More precisely, if $f:I\to\mathbb R$ with $I=P\cup N$ and $$ \begin{cases} f(x)\geq 0, &x\in P,\\ f(x)\leq 0, &x\in N, \end{cases} $$ then $$ \int_I f(x)\,dx=\underbrace{\int_P f(x)\,dx}_{\geq 0}+\underbrace{\int_N f(x)\,dx}_{\leq 0}.$$
In your example, $$\int_{-\pi/2}^{\pi/2}\sin x\,dx,$$ we can envision the problem like this
We see that $\sin x\leq 0$ on $[-\pi/2,0]$ and $\sin x\geq 0$ on $[0,\pi/2]$, thus \begin{align} \int_{-\pi/2}^{\pi/2}\sin x\,dx=\int_{-\pi/2}^0 \sin x\,dx+\int_0^{\pi/2}\sin x\,dx =-1+1=0. \end{align} From the picture, the "net area" of the $-1$ in red and the $+1$ in green is of course $0$, and the calculus reflects that.

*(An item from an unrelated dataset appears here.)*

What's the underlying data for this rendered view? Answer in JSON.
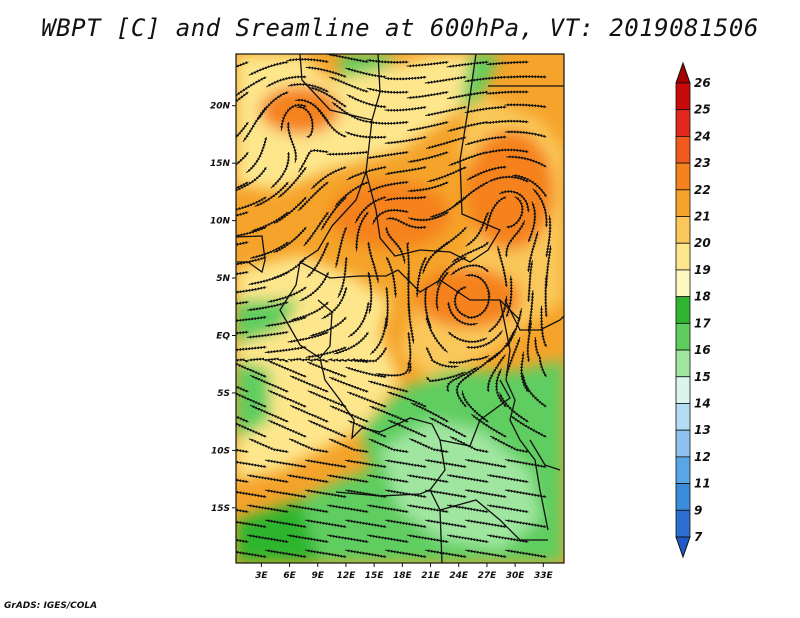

On the other hand, the total area of the shaded region (not signed area) is $$ \int_{-\pi/2}^{\pi/2}|\sin x|\,dx=\int_{-\pi/2}^0 -\sin x\,dx+\int_0^{\pi/2}\sin x\,dx=-(-1)+1=2. $$ In this case, we negated the $-1$ area in red to get a $+1$ and then added this to the $+1$ area in green to get a total area of $2$.
So be careful about saying "integral is the area under the curve" without qualification!